Società

La vera parità di genere si avrà solo prendendo seriamente in considerazione la paternità

di Jakub Stanislaw Golebiewski

In risposta al post della dottoressa Nadia Somma, che mette in luce le numerose sfide affrontate dalle donne italiane, in particolare dalle madri lavoratrici, è essenziale approfondire un tema ancora troppo spesso trascurato: la mancanza di fiducia verso la paternità. Questo aspetto, poco discusso, costituisce una delle principali barriere alla realizzazione di una vera parità di genere, sia nel mondo del lavoro che all’interno delle famiglie.

Il fatto che in Italia i congedi di paternità obbligatori siano ancora limitati a soli 10 giorni è emblematico di una visione istituzionale che non riconosce pienamente il ruolo dei padri come caregiver. Questo dato è particolarmente preoccupante se consideriamo che, in Paesi come la Svezia o la Norvegia, i congedi parentali per i padri possono durare diversi mesi, con notevoli benefici per l’equilibrio familiare e la parità di genere. Quando le istituzioni e le aziende non promuovono attivamente la partecipazione maschile alla cura dei figli, si perpetua l’idea che questo sia un compito esclusivamente femminile, costringendo le donne a sopportare la maggior parte delle responsabilità familiari, spesso a scapito della loro carriera e della loro autonomia economica.
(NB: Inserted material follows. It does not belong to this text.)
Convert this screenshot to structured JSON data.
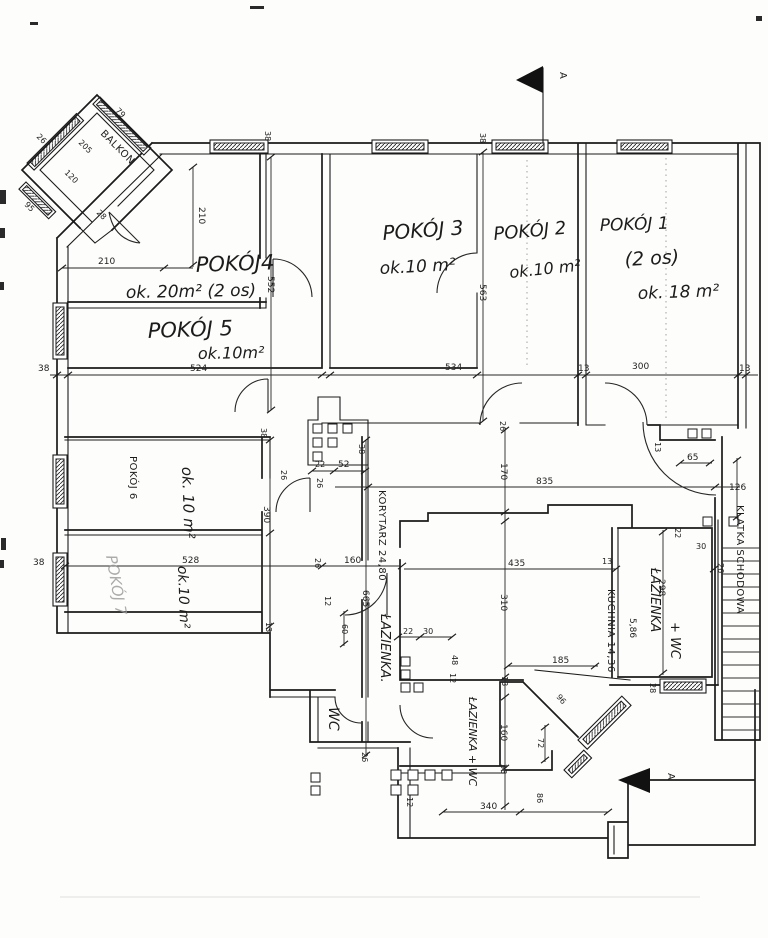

Questa asimmetria genera una frattura profonda nella nostra società. Da un lato, ci sono le madri, che per necessità si trovano a fare i “salti mortali” per conciliare lavoro e famiglia, spesso a costo di rinunce professionali. Dall’altro ci sono i padri, spesso relegati a un ruolo secondario, nonostante molti desiderino un coinvolgimento più attivo nella vita dei propri figli. Non di rado, si assiste a padri separati impegnati in contenziosi giudiziari per ottenere un ampliamento del tempo da trascorrere con i propri figli, evidenziando un desiderio di partecipazione genitoriale che spesso non trova sufficiente riconoscimento né nella cultura dominante né nelle attuali politiche pubbliche.

Questa mancanza di fiducia nella paternità non è solo un problema dei padri, ma coinvolge anche le madri, schiacciate tra aspettative sociali e la realtà di una condivisione del carico familiare che spesso non avviene. I dati confermano questo squilibrio: secondo il Global Gender Gap Report del 2024, l’Italia è scesa al 111esimo posto per partecipazione delle donne alle attività produttive, un segnale allarmante di quanto il divario di genere stia peggiorando.
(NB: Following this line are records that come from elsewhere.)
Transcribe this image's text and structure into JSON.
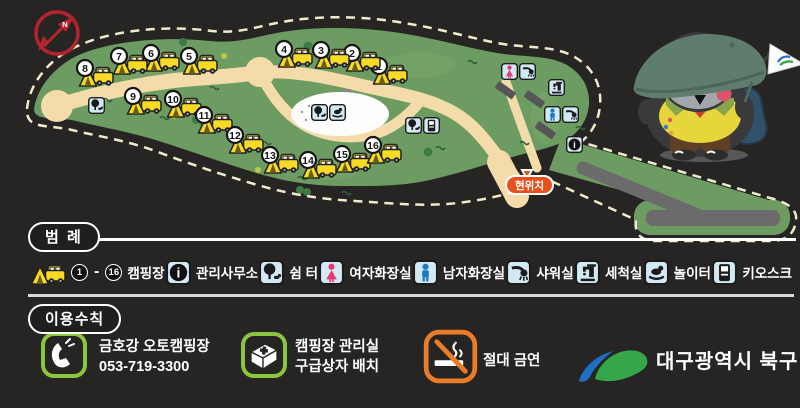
{
  "compass": {
    "label": "N"
  },
  "map": {
    "current_location_label": "현위치",
    "sites": [
      {
        "n": "1",
        "x": 372,
        "y": 60
      },
      {
        "n": "2",
        "x": 345,
        "y": 47
      },
      {
        "n": "3",
        "x": 314,
        "y": 44
      },
      {
        "n": "4",
        "x": 277,
        "y": 43
      },
      {
        "n": "5",
        "x": 182,
        "y": 50
      },
      {
        "n": "6",
        "x": 144,
        "y": 47
      },
      {
        "n": "7",
        "x": 112,
        "y": 50
      },
      {
        "n": "8",
        "x": 78,
        "y": 62
      },
      {
        "n": "9",
        "x": 126,
        "y": 90
      },
      {
        "n": "10",
        "x": 166,
        "y": 93
      },
      {
        "n": "11",
        "x": 197,
        "y": 109
      },
      {
        "n": "12",
        "x": 228,
        "y": 129
      },
      {
        "n": "13",
        "x": 263,
        "y": 149
      },
      {
        "n": "14",
        "x": 301,
        "y": 154
      },
      {
        "n": "15",
        "x": 335,
        "y": 148
      },
      {
        "n": "16",
        "x": 366,
        "y": 139
      }
    ],
    "facilities": [
      {
        "type": "shelter",
        "x": 88,
        "y": 97
      },
      {
        "type": "shelter",
        "x": 311,
        "y": 104
      },
      {
        "type": "playground",
        "x": 329,
        "y": 104
      },
      {
        "type": "shelter",
        "x": 405,
        "y": 117
      },
      {
        "type": "kiosk",
        "x": 423,
        "y": 117
      },
      {
        "type": "toilet-female",
        "x": 501,
        "y": 63
      },
      {
        "type": "shower",
        "x": 519,
        "y": 63
      },
      {
        "type": "washing",
        "x": 548,
        "y": 79
      },
      {
        "type": "toilet-male",
        "x": 544,
        "y": 106
      },
      {
        "type": "shower",
        "x": 562,
        "y": 106
      },
      {
        "type": "info",
        "x": 566,
        "y": 136
      }
    ]
  },
  "legend": {
    "title": "범 례",
    "camping_from": "1",
    "camping_to": "16",
    "range_dash": "-",
    "items": [
      {
        "id": "camping",
        "label": "캠핑장"
      },
      {
        "id": "office",
        "label": "관리사무소"
      },
      {
        "id": "shelter",
        "label": "쉼 터"
      },
      {
        "id": "toilet-female",
        "label": "여자화장실"
      },
      {
        "id": "toilet-male",
        "label": "남자화장실"
      },
      {
        "id": "shower",
        "label": "샤워실"
      },
      {
        "id": "washing",
        "label": "세척실"
      },
      {
        "id": "playground",
        "label": "놀이터"
      },
      {
        "id": "kiosk",
        "label": "키오스크"
      }
    ]
  },
  "rules": {
    "title": "이용수칙",
    "phone": {
      "name": "금호강 오토캠핑장",
      "number": "053-719-3300"
    },
    "first_aid": {
      "line1": "캠핑장 관리실",
      "line2": "구급상자 배치"
    },
    "no_smoking": {
      "label": "절대 금연"
    },
    "organization": {
      "label": "대구광역시 북구"
    }
  },
  "colors": {
    "background": "#272424",
    "map_green": "#6d9c62",
    "road_tan": "#f4dcaa",
    "site_yellow": "#f7d928",
    "icon_bg_blue": "#d2e9f4",
    "female_pink": "#e8376e",
    "male_blue": "#1f7ac4",
    "current_location_bg": "#e8501e",
    "compass_red": "#b3242e",
    "rule_icon_green": "#8cc63f",
    "no_smoking_orange": "#e87c28",
    "logo_blue": "#1f6fc4",
    "logo_green": "#35a649"
  }
}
Per superare questa impasse, è fondamentale che lo Stato e le aziende riconoscano e valorizzino il ruolo centrale della paternità. Un passo concreto sarebbe l’estensione dei congedi di paternità obbligatori, rendendoli non solo più lunghi ma anche più incentivati a livello economico. Per promuovere una reale equità, il congedo parentale per i padri in Italia dovrebbe durare almeno 3-4 mesi, essere adeguatamente retribuito e non trasferibile, così da incentivare la loro partecipazione e avviare un cambiamento culturale verso una responsabilità condivisa nella crescita dei figli.

Infine, la retorica della “madre eroina” che riesce a conciliare tutto da sola è non solo dannosa, ma anche anacronistica. È ora di promuovere un modello familiare più equo, dove la cura dei figli non sia un peso esclusivo delle donne, ma una responsabilità condivisa. Solo così potremo davvero sperare di eliminare la child penalty, offrendo a tutte le donne la possibilità di realizzarsi pienamente, sia come madri che come professioniste.

Se vogliamo davvero affrontare le disuguaglianze di genere in Italia, dobbiamo iniziare a parlare seriamente del ruolo della paternità nella cura dei figli. Solo allora le donne potranno sentirsi libere di scegliere il proprio percorso, senza il peso schiacciante di dover gestire da sole il lavoro di cura. Questo cambiamento è non solo possibile, ma necessario, per costruire una società più giusta ed equa per tutti.